Durango plaque finds way home after Okla. trip, fire, wind, water

A plaque from the old Durango Mercantile Co., lost in a fire in 1948, was eventually discovered by a tourist fly-fishing in the Animas River in the 1970s. It’s back home now, just sent to the Animas Museum from Tushka, Okla. Enlarge photo

DAVID BERGELAND/Durango Herald

A plaque from the old Durango Mercantile Co., lost in a fire in 1948, was eventually discovered by a tourist fly-fishing in the Animas River in the 1970s. It’s back home now, just sent to the Animas Museum from Tushka, Okla.
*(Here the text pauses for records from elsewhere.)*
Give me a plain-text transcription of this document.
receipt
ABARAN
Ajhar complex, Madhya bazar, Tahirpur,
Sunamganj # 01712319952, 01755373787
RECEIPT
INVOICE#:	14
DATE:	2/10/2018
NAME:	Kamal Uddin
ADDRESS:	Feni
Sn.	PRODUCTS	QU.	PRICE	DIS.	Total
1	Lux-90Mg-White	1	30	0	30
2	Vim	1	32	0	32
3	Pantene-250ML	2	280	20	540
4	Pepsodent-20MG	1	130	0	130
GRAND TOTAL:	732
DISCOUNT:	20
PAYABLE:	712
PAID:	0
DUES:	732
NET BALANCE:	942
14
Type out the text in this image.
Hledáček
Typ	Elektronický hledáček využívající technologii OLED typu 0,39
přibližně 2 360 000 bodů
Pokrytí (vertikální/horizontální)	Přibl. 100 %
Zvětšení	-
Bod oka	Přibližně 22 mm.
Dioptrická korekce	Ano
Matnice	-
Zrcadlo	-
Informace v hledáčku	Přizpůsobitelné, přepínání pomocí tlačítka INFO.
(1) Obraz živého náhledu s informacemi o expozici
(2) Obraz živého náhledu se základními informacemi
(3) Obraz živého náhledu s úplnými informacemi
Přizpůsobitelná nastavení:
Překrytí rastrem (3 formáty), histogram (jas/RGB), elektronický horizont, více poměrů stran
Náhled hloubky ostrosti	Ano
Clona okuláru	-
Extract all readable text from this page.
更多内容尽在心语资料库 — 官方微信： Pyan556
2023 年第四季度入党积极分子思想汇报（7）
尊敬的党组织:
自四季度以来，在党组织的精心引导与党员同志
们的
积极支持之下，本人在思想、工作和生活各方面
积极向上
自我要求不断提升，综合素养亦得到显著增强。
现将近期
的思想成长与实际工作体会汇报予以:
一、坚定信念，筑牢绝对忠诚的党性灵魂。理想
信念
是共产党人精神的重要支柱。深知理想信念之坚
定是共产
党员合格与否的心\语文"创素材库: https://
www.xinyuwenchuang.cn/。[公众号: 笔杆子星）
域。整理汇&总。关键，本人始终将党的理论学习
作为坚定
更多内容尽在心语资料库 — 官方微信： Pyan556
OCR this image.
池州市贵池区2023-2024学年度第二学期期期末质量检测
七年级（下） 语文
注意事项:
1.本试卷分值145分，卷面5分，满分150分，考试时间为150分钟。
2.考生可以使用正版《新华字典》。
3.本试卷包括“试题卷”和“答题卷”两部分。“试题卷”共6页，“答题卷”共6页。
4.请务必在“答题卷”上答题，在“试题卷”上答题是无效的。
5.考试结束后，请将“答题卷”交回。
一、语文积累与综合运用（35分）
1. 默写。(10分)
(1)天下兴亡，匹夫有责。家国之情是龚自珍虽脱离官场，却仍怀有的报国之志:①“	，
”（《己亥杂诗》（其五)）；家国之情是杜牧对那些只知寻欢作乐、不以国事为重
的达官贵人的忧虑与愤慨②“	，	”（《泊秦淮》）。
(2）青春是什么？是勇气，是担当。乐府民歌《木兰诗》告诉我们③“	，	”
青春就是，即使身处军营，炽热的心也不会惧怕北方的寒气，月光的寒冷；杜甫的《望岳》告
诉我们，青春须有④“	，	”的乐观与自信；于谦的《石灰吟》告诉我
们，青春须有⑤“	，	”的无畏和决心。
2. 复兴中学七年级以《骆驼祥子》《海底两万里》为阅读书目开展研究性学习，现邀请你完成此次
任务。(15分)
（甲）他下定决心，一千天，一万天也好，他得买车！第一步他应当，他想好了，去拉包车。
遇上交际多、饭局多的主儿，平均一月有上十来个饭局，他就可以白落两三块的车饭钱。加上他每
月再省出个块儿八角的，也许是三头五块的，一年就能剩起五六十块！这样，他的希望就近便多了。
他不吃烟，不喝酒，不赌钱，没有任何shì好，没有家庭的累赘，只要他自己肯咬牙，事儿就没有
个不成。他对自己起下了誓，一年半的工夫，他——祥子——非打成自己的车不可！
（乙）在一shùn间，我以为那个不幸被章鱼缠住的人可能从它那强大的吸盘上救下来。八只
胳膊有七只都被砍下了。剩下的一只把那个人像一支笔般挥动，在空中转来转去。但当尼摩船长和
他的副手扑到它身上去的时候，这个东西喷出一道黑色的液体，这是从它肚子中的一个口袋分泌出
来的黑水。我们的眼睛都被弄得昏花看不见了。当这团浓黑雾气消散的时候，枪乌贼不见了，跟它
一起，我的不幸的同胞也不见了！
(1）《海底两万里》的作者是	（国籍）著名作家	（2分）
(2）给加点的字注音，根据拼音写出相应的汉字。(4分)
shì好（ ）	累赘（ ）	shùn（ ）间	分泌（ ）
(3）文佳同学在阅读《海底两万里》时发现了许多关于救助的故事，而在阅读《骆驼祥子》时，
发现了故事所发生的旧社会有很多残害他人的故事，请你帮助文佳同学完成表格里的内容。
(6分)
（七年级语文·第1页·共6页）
A copper plaque identifying the Durango Mercantile Co. that disappeared when a fire leveled the downtown business in 1948 is back home after 64 years.

The plaque, warped out of shape, bearing the inscription “Durango Merc Co.,” was found in the Animas River in the mid-1970s by a visiting angler.

“I was in waders about a mile south of Durango, as best as I can remember,” Lonnie Selby of Tushka, Okla., said Saturday by phone. “I saw something in the water that didn’t look right, so I pulled it out.”

The plaque struck him as being part of a cash register and that perhaps someone had stolen it and dumped it in the river, Selby said.

“But I had fishing on my mind, so I just took it home with me and stored it in an outbuilding,” said Selby, 71, who retired after contracting with AT&T for 34 years to lay cable.

The fire, of undetermined origin, started Feb. 16, 1948, in the headquarters and warehouse of the Durango Mercantile Co., on Main Avenue, consuming that structure and the Graden Mercantile Co., next door.

It also damaged three smaller businesses adjoining Graden to the south.

Selby saw the plaque again in debris left after an April 2011 tornado that hit Tushka and leveled the outbuilding.

Selby said he reasoned that someone would like to have the plaque. But it wasn’t until a week ago that his granddaughter located the Animas Museum.

The plaque arrived Friday in Durango.

“I was tickled because they were tickled to get it,” Selby said. “I didn’t catch a fish that day in Durango, but I caught a piece of history.”